その結果、現在では虚言ともいえる吉田証言ですが、今日、諸外国がもっている「慰安婦」=「日本軍によって強制連行され、性奴隷化された朝鮮人女性」というイメージを作り上げてしまいました。

 

さて、平成20326日付のいわゆる慰安婦意見書ですが、平成20年とは西暦では2008年であり、意見書の冒頭にあるアメリカ下院議会の決議が行われた20077月から8か月のちのタイミングで出されています。さらに、冒頭にアメリカ下院議会の決議を紹介し、「残念なことだ」とコメントした当時の安倍晋三首相を非難しています。

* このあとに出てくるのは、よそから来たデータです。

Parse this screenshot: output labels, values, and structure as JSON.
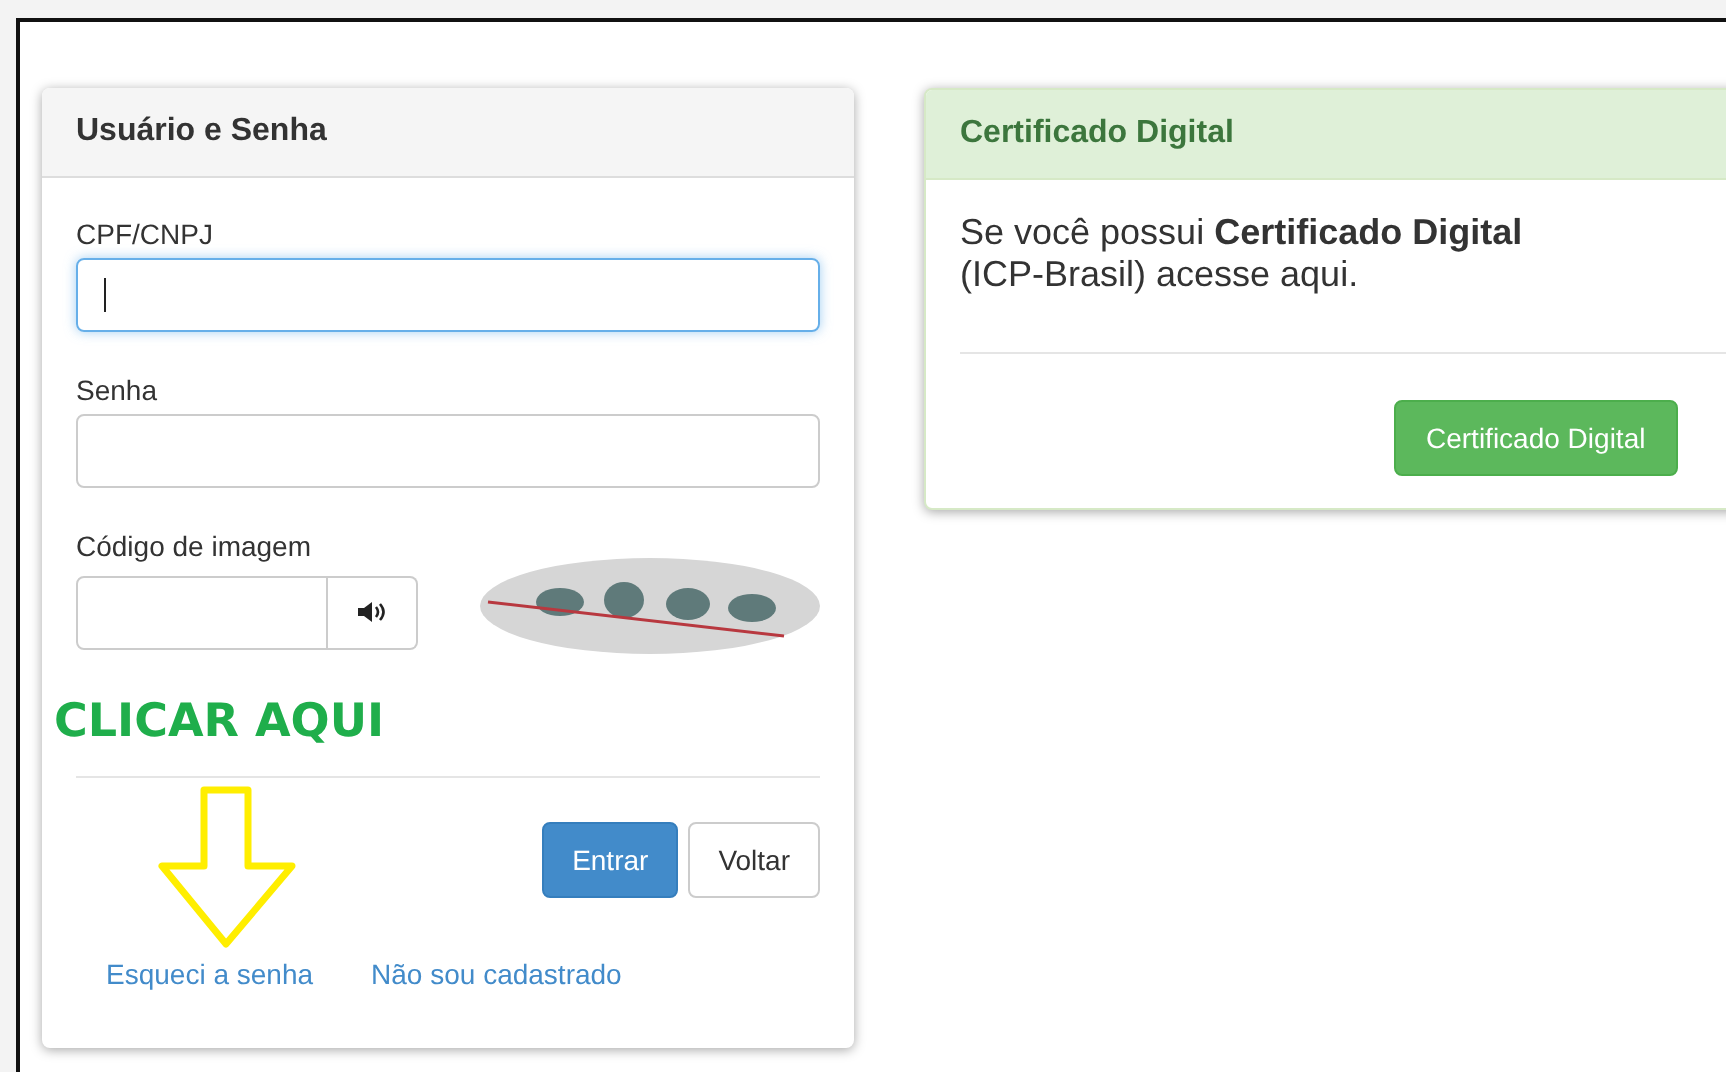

このことから、このアメリカ下院議会の決議を支持する立場であることがわかります。

アメリカ下院議会の決議では、「日本政府による強制的な軍隊売春制度」、「残虐性と規模において前例のない20世紀最大規模の人身売買」「日本軍が強制的に若い女性を『慰安婦』と呼ばれる性の奴隷にした事実を公式に認め謝罪し」などと書かれており、これはまさに虚言ともいえる吉田証言が世界に流布したイメージをそのまま採用したものといえます。

このアメリカ下院の決議に対して、当時の日本政府は静観の姿勢を示したため、アメリカ政府は「この対応に満足するとして」、下院の決議を支持せず、一定の距離を置く姿勢を取っています。

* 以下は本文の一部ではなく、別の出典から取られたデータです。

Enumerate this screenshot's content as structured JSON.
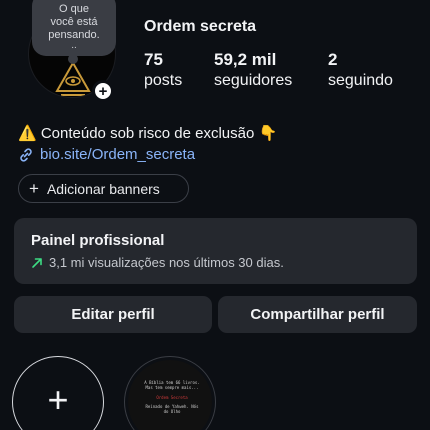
{
  "profile": {
    "username": "Ordem secreta",
    "note": {
      "line1": "O que",
      "line2": "você está",
      "line3": "pensando.",
      "dots": ".."
    },
    "stats": [
      {
        "value": "75",
        "label": "posts"
      },
      {
        "value": "59,2 mil",
        "label": "seguidores"
      },
      {
        "value": "2",
        "label": "seguindo"
      }
    ]
  },
  "bio": {
    "text": "⚠️ Conteúdo sob risco de exclusão 👇",
    "link": "bio.site/Ordem_secreta"
  },
  "banner_chip": {
    "label": "Adicionar banners"
  },
  "professional_panel": {
    "title": "Painel profissional",
    "subtitle": "3,1 mi visualizações nos últimos 30 dias."
  },
  "buttons": {
    "edit": "Editar perfil",
    "share": "Compartilhar perfil"
  },
  "highlights": {
    "new_symbol": "+",
    "story_text": {
      "line1": "A Bíblia tem 66 livros. Mas tem sempre mais...",
      "line2": "Ordem Secreta",
      "line3": "Reinado de Yahweh. Nós do Olho"
    }
  },
  "colors": {
    "background": "#0c0f14",
    "card": "#25282e",
    "link": "#8ab4f8",
    "trend_arrow": "#3ddc84"
  },
  "icons": {
    "add_story": "plus-icon",
    "link": "link-icon",
    "trend": "trend-up-arrow-icon",
    "chip_plus": "plus-icon"
  }
}
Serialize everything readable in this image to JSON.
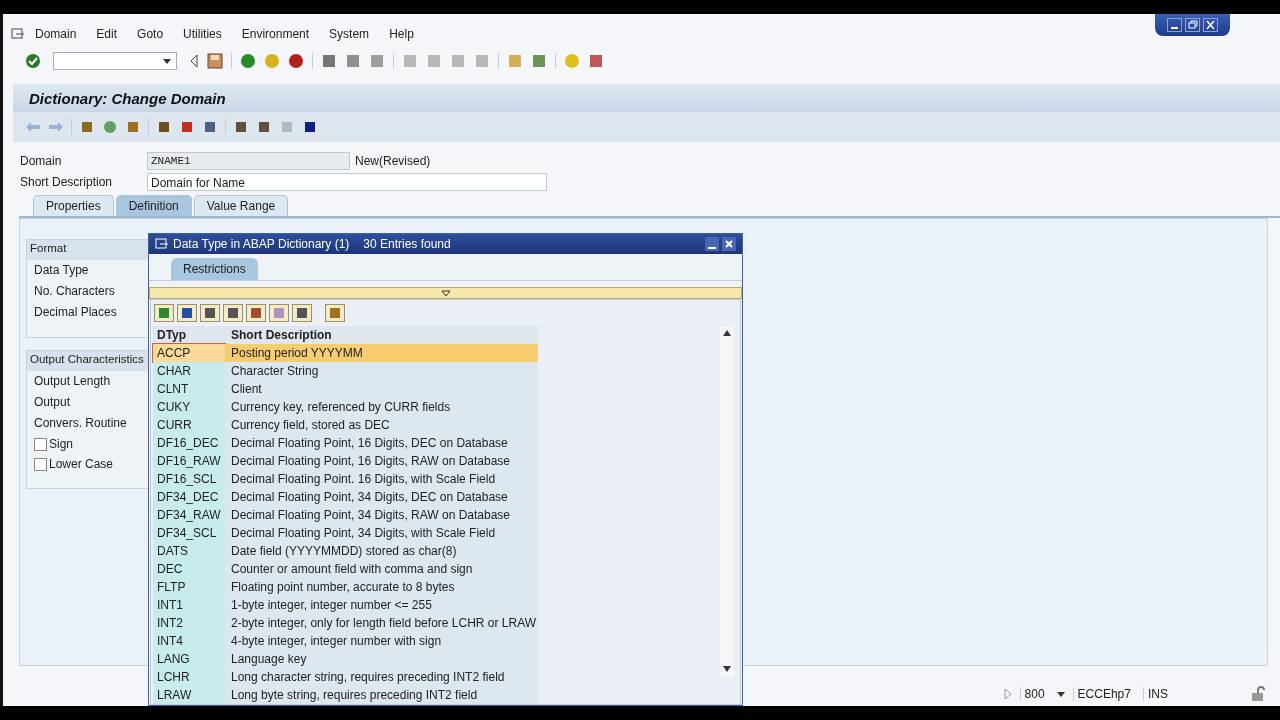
{
  "menu": [
    "Domain",
    "Edit",
    "Goto",
    "Utilities",
    "Environment",
    "System",
    "Help"
  ],
  "screen_title": "Dictionary: Change Domain",
  "header_fields": [
    {
      "label": "Domain",
      "value": "ZNAME1",
      "status": "New(Revised)",
      "readonly": true
    },
    {
      "label": "Short Description",
      "value": "Domain for Name",
      "readonly": false
    }
  ],
  "tabs": [
    {
      "label": "Properties",
      "selected": false
    },
    {
      "label": "Definition",
      "selected": true
    },
    {
      "label": "Value Range",
      "selected": false
    }
  ],
  "groups": [
    {
      "title": "Format",
      "fields": [
        "Data Type",
        "No. Characters",
        "Decimal Places"
      ]
    },
    {
      "title": "Output Characteristics",
      "fields": [
        "Output Length",
        "Output",
        "Convers. Routine"
      ],
      "checkboxes": [
        {
          "label": "Sign",
          "checked": false
        },
        {
          "label": "Lower Case",
          "checked": false
        }
      ]
    }
  ],
  "popup": {
    "title": "Data Type in ABAP Dictionary (1)",
    "count": "30 Entries found",
    "tab": "Restrictions",
    "columns": [
      "DTyp",
      "Short Description"
    ],
    "rows": [
      {
        "code": "ACCP",
        "text": "Posting period YYYYMM",
        "selected": true
      },
      {
        "code": "CHAR",
        "text": "Character String",
        "selected": false
      },
      {
        "code": "CLNT",
        "text": "Client",
        "selected": false
      },
      {
        "code": "CUKY",
        "text": "Currency key, referenced by CURR fields",
        "selected": false
      },
      {
        "code": "CURR",
        "text": "Currency field, stored as DEC",
        "selected": false
      },
      {
        "code": "DF16_DEC",
        "text": "Decimal Floating Point, 16 Digits, DEC on Database",
        "selected": false
      },
      {
        "code": "DF16_RAW",
        "text": "Decimal Floating Point, 16 Digits,  RAW on Database",
        "selected": false
      },
      {
        "code": "DF16_SCL",
        "text": "Decimal Floating Point. 16 Digits, with Scale Field",
        "selected": false
      },
      {
        "code": "DF34_DEC",
        "text": "Decimal Floating Point, 34 Digits, DEC on Database",
        "selected": false
      },
      {
        "code": "DF34_RAW",
        "text": "Decimal Floating Point, 34 Digits, RAW on Database",
        "selected": false
      },
      {
        "code": "DF34_SCL",
        "text": "Decimal Floating Point, 34 Digits, with Scale Field",
        "selected": false
      },
      {
        "code": "DATS",
        "text": "Date field (YYYYMMDD) stored as char(8)",
        "selected": false
      },
      {
        "code": "DEC",
        "text": "Counter or amount field with comma and sign",
        "selected": false
      },
      {
        "code": "FLTP",
        "text": "Floating point number, accurate to 8 bytes",
        "selected": false
      },
      {
        "code": "INT1",
        "text": "1-byte integer, integer number <= 255",
        "selected": false
      },
      {
        "code": "INT2",
        "text": "2-byte integer, only for length field before LCHR or LRAW",
        "selected": false
      },
      {
        "code": "INT4",
        "text": "4-byte integer, integer number with sign",
        "selected": false
      },
      {
        "code": "LANG",
        "text": "Language key",
        "selected": false
      },
      {
        "code": "LCHR",
        "text": "Long character string, requires preceding INT2 field",
        "selected": false
      },
      {
        "code": "LRAW",
        "text": "Long byte string, requires preceding INT2 field",
        "selected": false
      }
    ]
  },
  "status_bar": {
    "client": "800",
    "system": "ECCEhp7",
    "mode": "INS"
  }
}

つまり、日本政府もアメリカ政府も支持しない決議を、この宝塚市議会が日本の地方議会の先頭を切って支持することを表明した意見書といえます。

さらに、本年7月、日本政府代表団は国連欧州本部で始まった自由権規約委員会において、慰安婦を性奴隷と表現することを不適切とする見解を表明していますが、これとも見解を異にした意見書といえます。

 

まるで、日本軍兵士全体が、鬼畜のごとく女性に乱暴を働き、それを政府や軍が公認していたかのような「日本軍が女性を性奴隷化した」という表現は、その兵士を父や祖父としてもつ我々国民の、過去、現在、未来にわたって名誉を貶めることであり、この国を守る、いやむしろ、家族を守るために命を落としていった祖先に対しての冒涜ともいえます。

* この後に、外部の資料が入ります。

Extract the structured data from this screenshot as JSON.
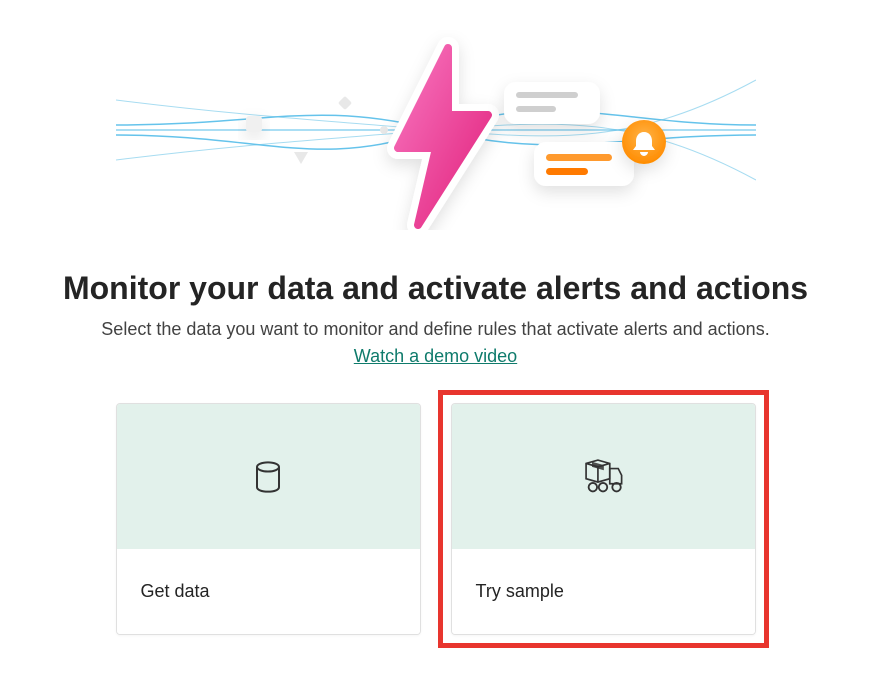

慰安婦=性奴隷という仮定で書かれている、いわゆる慰安婦意見書はその世界的なイメージをつくる原因となった吉田証言が虚偽であったと正式に認められた現時点において、その根拠を失ったとするのが当然だといえます。

 

決議案第15号と決議案第16号との決定的な違いは、根拠を失ったことを確認するか否かにあり、諸外国、関係機関に正しい理解を促す努力を求める点では同じことを求めています。

しかし、いわゆる慰安婦意見書がその根拠を失ったことを確認しないまま、さらなる意見書を提出することになれば、宝塚市議会は「慰安婦=性奴隷」であるという主張を支持したまま諸外国、関係機関に正しい理解を促す努力を求めることになり、ここでいう正しい理解とは「慰安婦は性奴隷である」という認識の上に立っての理解ということになります。

これに対して、決議案第15号は「慰安婦は性奴隷である」との認識を打消したうえで、政府に求めるものといえます。

このことから、決議案第15号と決議案第16号とでは、表現は同じでも、異なる認識の上に立っている以上、双方が求める「正しさ」が全く正反対のものであるといえます。

よって「慰安婦を性奴隷と表現することは不適切」という立場に立って考えると、決議案第15号に賛成し、決議案第16号に反対するのが正しい選択だということをお伝えして、討論を終わります。